Dan akhirnya kedua kakak beradik itu pun
memutuskan untuk memamaafkannya. Saat ditanya kenapa keduanya memaafkan
pemuda itu, kakak beradik itu berkata : “Agar jangan sampai ada yang
mengatakan, bahwa dikalangan kaum Muslimin tidak ada lagi kemaafan,
pengampunan, iba hati dan kasih sayang.”
Teladan berharga ini perlu kita contoh.
Salman Al-Farisi bersedia untuk “pasang badan”, dengan keteguhannya.
Hingga akhirnya kisah ini berakhir sangat indah.

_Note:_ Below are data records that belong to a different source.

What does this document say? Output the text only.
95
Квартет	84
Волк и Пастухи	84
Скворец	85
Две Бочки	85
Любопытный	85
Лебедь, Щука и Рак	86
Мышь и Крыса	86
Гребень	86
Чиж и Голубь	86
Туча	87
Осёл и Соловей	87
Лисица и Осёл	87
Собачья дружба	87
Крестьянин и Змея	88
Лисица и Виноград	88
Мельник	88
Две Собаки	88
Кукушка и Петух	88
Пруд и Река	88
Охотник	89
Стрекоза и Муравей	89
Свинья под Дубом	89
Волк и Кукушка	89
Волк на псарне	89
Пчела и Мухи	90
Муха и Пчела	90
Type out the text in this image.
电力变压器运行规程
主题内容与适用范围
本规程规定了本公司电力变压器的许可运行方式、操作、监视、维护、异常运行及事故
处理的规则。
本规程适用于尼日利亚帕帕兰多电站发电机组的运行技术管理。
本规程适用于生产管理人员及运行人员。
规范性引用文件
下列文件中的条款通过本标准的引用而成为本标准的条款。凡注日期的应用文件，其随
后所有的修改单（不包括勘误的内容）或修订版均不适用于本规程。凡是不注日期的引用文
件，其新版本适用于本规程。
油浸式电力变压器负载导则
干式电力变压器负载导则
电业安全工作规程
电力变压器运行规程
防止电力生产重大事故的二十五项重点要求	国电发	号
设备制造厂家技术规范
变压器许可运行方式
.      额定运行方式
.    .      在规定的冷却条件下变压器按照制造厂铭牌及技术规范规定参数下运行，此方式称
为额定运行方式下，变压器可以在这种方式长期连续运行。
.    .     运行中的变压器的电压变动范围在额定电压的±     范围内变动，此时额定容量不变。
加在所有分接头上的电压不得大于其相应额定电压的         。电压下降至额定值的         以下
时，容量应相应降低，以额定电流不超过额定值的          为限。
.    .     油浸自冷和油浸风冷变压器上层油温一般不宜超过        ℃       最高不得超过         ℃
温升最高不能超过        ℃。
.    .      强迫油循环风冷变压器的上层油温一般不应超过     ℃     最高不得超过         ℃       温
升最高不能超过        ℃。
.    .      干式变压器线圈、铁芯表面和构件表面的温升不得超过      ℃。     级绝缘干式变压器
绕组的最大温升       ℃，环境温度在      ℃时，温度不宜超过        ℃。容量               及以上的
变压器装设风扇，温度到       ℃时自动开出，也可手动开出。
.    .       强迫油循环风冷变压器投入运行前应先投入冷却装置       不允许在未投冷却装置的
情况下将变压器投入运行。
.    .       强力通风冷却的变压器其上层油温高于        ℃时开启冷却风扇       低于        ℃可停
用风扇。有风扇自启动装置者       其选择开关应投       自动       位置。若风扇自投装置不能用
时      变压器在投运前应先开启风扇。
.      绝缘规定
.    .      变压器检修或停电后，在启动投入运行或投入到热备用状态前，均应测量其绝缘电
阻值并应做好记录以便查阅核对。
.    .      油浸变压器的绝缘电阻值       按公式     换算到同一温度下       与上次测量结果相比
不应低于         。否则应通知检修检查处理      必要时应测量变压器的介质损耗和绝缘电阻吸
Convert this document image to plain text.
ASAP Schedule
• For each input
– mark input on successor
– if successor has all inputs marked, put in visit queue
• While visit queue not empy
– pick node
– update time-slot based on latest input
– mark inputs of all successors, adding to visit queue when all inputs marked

Jikalau banyak orang yang lebih memilih
untuk membantu orang lain, ketimbang menyalahkan dan melepaskan diri
dari kesalahan, tentu hal ini lebih baik. Persoalan-persoalan akan
terselesaikan. Izzah kaum muslimin pun akan naik, dan orang-orang akan
memandang mulianya akhlak perilaku muslimin.
Akan tetapi, kita ini lebih suka
menyalahkan orang lain, dan lebih suka berlepas diri dari masalah dan
tidak ingin membantu orang lain.
Artikel : http://belajarislam.com
Posting Komentar untuk "Jadilah Muslim Kesatria Jangan Pecundang"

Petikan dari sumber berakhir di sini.